Wine industry professionals are also called upon to host winery events, dinners and trade sales calls, which sometimes happen at night and on weekends. Crowe says, “The late nights are definitely an extra challenge of the job and means sometimes I don’t see the kids until they wake up the next day. I’m lucky I have a very supportive spouse as well as in-laws who live nearby; we’ve pieced together a system that seems to work.”

Though “wine country living” may seem like a fantasy to many of us, the reality is perhaps different for the working moms of the wine business. Crowe admits, “Living in Napa you are surrounded by an incredible array of some of the finest food in the world. Just like any parent, however, you have to model the balanced food choices you want your kids to make. Juice is watered down, sweets are limited, but great organic produce, cheese and wine (for the grown-ups) are definitely part of the “treats” that bring a lot of pleasure and enjoyment to gatherings. Lessons about wine, history and cooking are just as important to teach and model for our kids as the numbers around nutrition.” Children often emulate their parents and wine adds another twist to busy career moms. It is not just about having a busy mom, but one who deals in a beverage with and health and social ramifications.
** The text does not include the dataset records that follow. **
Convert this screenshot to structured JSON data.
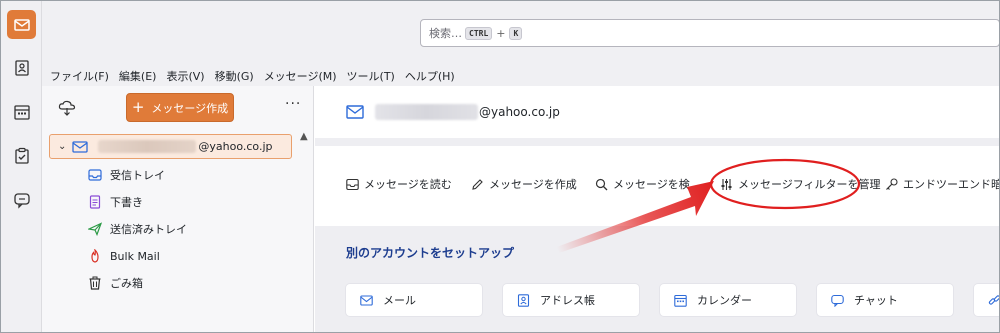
{
  "search": {
    "placeholder": "検索…",
    "shortcut_key1": "CTRL",
    "shortcut_plus": "+",
    "shortcut_key2": "K"
  },
  "menu": [
    "ファイル(F)",
    "編集(E)",
    "表示(V)",
    "移動(G)",
    "メッセージ(M)",
    "ツール(T)",
    "ヘルプ(H)"
  ],
  "folder_pane": {
    "write_label": "メッセージ作成",
    "write_plus": "+",
    "more_label": "···",
    "account_domain": "@yahoo.co.jp",
    "folders": [
      {
        "label": "受信トレイ",
        "icon": "inbox-icon"
      },
      {
        "label": "下書き",
        "icon": "drafts-icon"
      },
      {
        "label": "送信済みトレイ",
        "icon": "sent-icon"
      },
      {
        "label": "Bulk Mail",
        "icon": "junk-icon"
      },
      {
        "label": "ごみ箱",
        "icon": "trash-icon"
      }
    ]
  },
  "hub": {
    "account_domain": "@yahoo.co.jp",
    "actions": [
      "メッセージを読む",
      "メッセージを作成",
      "メッセージを検",
      "メッセージフィルターを管理",
      "エンドツーエンド暗号化"
    ],
    "setup_title": "別のアカウントをセットアップ",
    "cards": [
      "メール",
      "アドレス帳",
      "カレンダー",
      "チャット"
    ]
  },
  "colors": {
    "accent": "#e07b39",
    "link_blue": "#1d3d8f",
    "annotation_red": "#e01f1f"
  }
}
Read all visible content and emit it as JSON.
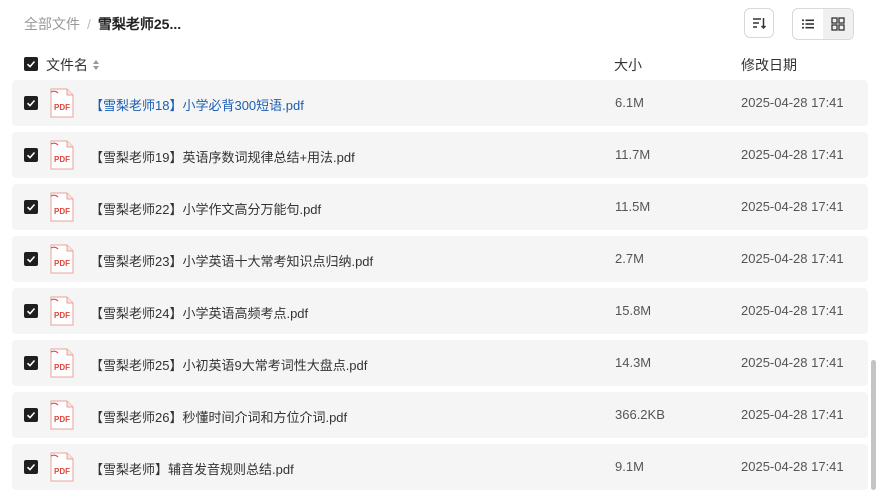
{
  "breadcrumb": {
    "root": "全部文件",
    "separator": "/",
    "current": "雪梨老师25..."
  },
  "toolbar": {
    "sort_icon": "sort-icon",
    "list_view_icon": "list-view-icon",
    "grid_view_icon": "grid-view-icon",
    "active_view": "list"
  },
  "columns": {
    "name": "文件名",
    "size": "大小",
    "date": "修改日期"
  },
  "colors": {
    "checkbox": "#1f1f1f",
    "row_bg": "#f5f5f5",
    "link": "#1a5fb4",
    "pdf": "#e0473c"
  },
  "files": [
    {
      "name": "【雪梨老师18】小学必背300短语.pdf",
      "size": "6.1M",
      "date": "2025-04-28 17:41",
      "icon": "pdf-file-icon"
    },
    {
      "name": "【雪梨老师19】英语序数词规律总结+用法.pdf",
      "size": "11.7M",
      "date": "2025-04-28 17:41",
      "icon": "pdf-file-icon"
    },
    {
      "name": "【雪梨老师22】小学作文高分万能句.pdf",
      "size": "11.5M",
      "date": "2025-04-28 17:41",
      "icon": "pdf-file-icon"
    },
    {
      "name": "【雪梨老师23】小学英语十大常考知识点归纳.pdf",
      "size": "2.7M",
      "date": "2025-04-28 17:41",
      "icon": "pdf-file-icon"
    },
    {
      "name": "【雪梨老师24】小学英语高频考点.pdf",
      "size": "15.8M",
      "date": "2025-04-28 17:41",
      "icon": "pdf-file-icon"
    },
    {
      "name": "【雪梨老师25】小初英语9大常考词性大盘点.pdf",
      "size": "14.3M",
      "date": "2025-04-28 17:41",
      "icon": "pdf-file-icon"
    },
    {
      "name": "【雪梨老师26】秒懂时间介词和方位介词.pdf",
      "size": "366.2KB",
      "date": "2025-04-28 17:41",
      "icon": "pdf-file-icon"
    },
    {
      "name": "【雪梨老师】辅音发音规则总结.pdf",
      "size": "9.1M",
      "date": "2025-04-28 17:41",
      "icon": "pdf-file-icon"
    }
  ]
}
One of the busiest and respected working moms in the wine biz is Dr. Valery Uhl. Besides growing grapes and being a serious student of the industry, she is knee deep in the wine judging circuit as an accomplished wine taster and the Director of the North of the Gate Wine Competition (NOTG). Valery, a physician and surgeon since 1985, gave birth to her son Tristan in 1997 while obtaining her Viticulture Management degree at Santa Rosa Junior College. She took one day off a week from her thriving oncology (cancer) practice  San Francisco bay area and drove 60 miles north to take classes from 8:00 AM to 10:00 PM. Recounting the dual career journey, Valery included her son in her global wine travels. Tristan has been to every continent, except Antarctica. Over the years, both mom and son enjoyed working together in the family’s wine business ventures, including their prized T n T Vineyards in the Russian River Valley. As a mom, Valery’s top priority has been to include her son in her wine adventures whenever possible.

I first met Michaela Rodeno at Domaine Chandon when we were both young, and I was so impressed by her kindness and professionalism. She carried herself with great ease and she still managed take excellent care of her family. Michaela, a winery professional of 40 years, comments, “Our children were born in the 1980’s in a time where there were growing social concerns about alcohol. So being in the wine industry, it was important that our son, John, and daughter, Kate, were not excluded from our world. We taught out kids to be our wine waiters (at age 5). Dinner was our only time to be together, so the kids would open and pour the wine, then decamp after eating to leave Gregory and me alone (in peace) to finish the wine and catch up, talk, relax. They were very proud of their skills with corkscrew and pouring adeptness. As a result, they both enjoy a healthy attitude towards wine.” Michaela spent 15 years at Domaine Chandon as Vice President of Marketing and 21 years as CEO at Saint Supery. Please check out her newly published book, From Bubbles to Boardrooms in two volumes. The link is amzn.to/16eT6Xv. She is now running the family winery Villa Ragazzi.

The challenges of any industry can be incredible. In the wine industry, working moms have the added burden that centers on the subject at hand: “Wine.” What say you? Let us salute all the working moms in the wine industry.